Tonight we biked around the neighborhood. When I say we, I really mean my daughter, since I was madly running after the bike. The neighbors looked out of their windows and watched us as we went weaving down the streets of our townhouse complex. My daughter was a little perplexed. “Why are they all so excited?” she asked. I explained that to many of us, riding a bike was a big deal, like a car for kids. It meant freedom for us as kids.
My daughter is not a risk-taker. Actually, I suspect that I was a similar sort of child, and I know that her father was not a risk-taking child at all. I’m a very different adult, though. I’m not irrationally risk-taking, but send me on a trip to a new place, give me an experience like scuba or hang-gliding and I am all for it. I adore the new.
Last month, I went to a talk on early childhood education and play-based learning. The speaker was Beverly Bos, an educator who is internationally known for her work as an advocate for traditional childhood. I’m not talking childhood in starched shirts here. I’m talking the kind of childhood many of us may have had: exploring outdoors for the entire day, coming in only for dinner. Or perhaps this is the childhood that our parents had, since even in our generation things were becoming more restrictive.

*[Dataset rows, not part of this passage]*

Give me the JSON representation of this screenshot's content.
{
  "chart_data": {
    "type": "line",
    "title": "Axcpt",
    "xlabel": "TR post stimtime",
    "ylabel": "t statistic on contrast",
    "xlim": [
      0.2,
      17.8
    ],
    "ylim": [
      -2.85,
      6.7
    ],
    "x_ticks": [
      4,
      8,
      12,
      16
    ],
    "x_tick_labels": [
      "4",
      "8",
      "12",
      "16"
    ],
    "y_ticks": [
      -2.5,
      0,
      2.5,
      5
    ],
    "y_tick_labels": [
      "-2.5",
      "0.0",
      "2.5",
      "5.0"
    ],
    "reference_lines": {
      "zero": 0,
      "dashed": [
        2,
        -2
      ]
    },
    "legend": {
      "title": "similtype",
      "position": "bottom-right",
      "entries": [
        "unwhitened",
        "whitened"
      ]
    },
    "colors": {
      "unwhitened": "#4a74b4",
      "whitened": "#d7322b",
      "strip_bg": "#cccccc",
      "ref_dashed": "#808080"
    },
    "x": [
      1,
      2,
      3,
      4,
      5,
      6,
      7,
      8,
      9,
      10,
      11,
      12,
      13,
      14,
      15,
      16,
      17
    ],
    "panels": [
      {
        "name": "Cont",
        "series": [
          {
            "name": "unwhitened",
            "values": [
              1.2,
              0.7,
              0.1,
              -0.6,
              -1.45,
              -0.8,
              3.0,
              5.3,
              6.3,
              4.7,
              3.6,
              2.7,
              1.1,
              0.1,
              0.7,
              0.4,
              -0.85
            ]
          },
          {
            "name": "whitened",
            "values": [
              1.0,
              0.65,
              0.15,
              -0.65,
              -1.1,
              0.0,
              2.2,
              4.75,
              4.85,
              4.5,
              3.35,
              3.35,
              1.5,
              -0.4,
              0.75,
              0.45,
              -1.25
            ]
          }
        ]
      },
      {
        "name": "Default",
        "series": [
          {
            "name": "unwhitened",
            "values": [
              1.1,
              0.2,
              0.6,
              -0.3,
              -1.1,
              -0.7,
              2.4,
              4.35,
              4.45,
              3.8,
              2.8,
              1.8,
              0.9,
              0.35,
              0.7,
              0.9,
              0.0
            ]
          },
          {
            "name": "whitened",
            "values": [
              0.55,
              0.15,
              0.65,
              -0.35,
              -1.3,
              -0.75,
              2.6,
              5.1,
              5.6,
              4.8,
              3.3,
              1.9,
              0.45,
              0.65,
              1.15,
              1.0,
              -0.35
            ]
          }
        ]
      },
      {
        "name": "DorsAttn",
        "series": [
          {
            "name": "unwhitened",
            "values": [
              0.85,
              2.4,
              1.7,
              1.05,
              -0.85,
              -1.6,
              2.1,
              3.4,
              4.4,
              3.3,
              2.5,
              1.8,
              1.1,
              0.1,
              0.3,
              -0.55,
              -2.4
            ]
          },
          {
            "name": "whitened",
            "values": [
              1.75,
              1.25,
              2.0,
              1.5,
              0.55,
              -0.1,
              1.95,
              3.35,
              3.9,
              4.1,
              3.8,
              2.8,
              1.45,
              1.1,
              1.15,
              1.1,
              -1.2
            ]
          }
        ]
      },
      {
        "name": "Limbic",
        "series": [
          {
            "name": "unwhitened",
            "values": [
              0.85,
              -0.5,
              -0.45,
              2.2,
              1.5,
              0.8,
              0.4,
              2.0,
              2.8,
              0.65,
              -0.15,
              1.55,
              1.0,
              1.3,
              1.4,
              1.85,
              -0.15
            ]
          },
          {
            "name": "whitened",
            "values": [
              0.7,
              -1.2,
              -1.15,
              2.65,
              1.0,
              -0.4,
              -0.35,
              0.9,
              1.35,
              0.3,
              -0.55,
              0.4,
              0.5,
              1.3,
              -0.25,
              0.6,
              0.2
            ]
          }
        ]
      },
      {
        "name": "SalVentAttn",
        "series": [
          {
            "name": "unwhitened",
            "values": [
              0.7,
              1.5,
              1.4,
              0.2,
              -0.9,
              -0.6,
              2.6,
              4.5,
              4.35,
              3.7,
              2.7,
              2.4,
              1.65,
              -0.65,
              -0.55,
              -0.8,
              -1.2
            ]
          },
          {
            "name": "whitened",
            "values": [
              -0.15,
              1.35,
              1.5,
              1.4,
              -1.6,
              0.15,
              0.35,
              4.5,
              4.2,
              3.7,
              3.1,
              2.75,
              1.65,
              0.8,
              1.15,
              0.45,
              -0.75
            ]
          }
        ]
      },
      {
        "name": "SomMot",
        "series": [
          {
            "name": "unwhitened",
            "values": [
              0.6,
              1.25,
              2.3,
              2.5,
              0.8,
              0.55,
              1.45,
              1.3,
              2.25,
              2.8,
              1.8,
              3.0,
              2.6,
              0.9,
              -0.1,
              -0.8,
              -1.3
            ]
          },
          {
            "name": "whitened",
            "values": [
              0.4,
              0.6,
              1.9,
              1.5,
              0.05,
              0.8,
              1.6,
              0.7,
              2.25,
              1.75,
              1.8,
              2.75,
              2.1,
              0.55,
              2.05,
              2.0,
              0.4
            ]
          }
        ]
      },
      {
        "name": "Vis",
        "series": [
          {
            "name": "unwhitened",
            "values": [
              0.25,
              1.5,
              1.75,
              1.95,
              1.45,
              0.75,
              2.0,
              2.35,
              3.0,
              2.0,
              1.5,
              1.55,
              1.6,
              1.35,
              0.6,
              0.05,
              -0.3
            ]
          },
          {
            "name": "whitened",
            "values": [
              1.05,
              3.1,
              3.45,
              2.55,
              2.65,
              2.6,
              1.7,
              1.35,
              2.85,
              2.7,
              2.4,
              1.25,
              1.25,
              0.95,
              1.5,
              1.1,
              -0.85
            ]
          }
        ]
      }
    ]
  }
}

Like many parenting authors I know, Bos speaks out in favor of risk. Children need to risk to learn, she says. Imagine the baby who is taking his first steps. He must risk falling down over and over again in order to learn how to walk. We don’t place him in a padded room to practice. Now think of the child that your preschooler will become, learning how to read at home or at school. She must risk making mistakes every time she sounds out a word, but risks are necessary if you’re going to learn how to read.
Bos argues for the risks that our children take every day – the opening up of boundaries, the wandering around the neighborhood or taking social negotiation into their own hands, with a little backup from parents if required. She thinks that we put too little faith in our children’s ability to deal with situations, and so do I. We must street-proof and life-proof our children, but ultimately they need to learn how to venture forth into a risky world, and taking small risks is part of this process.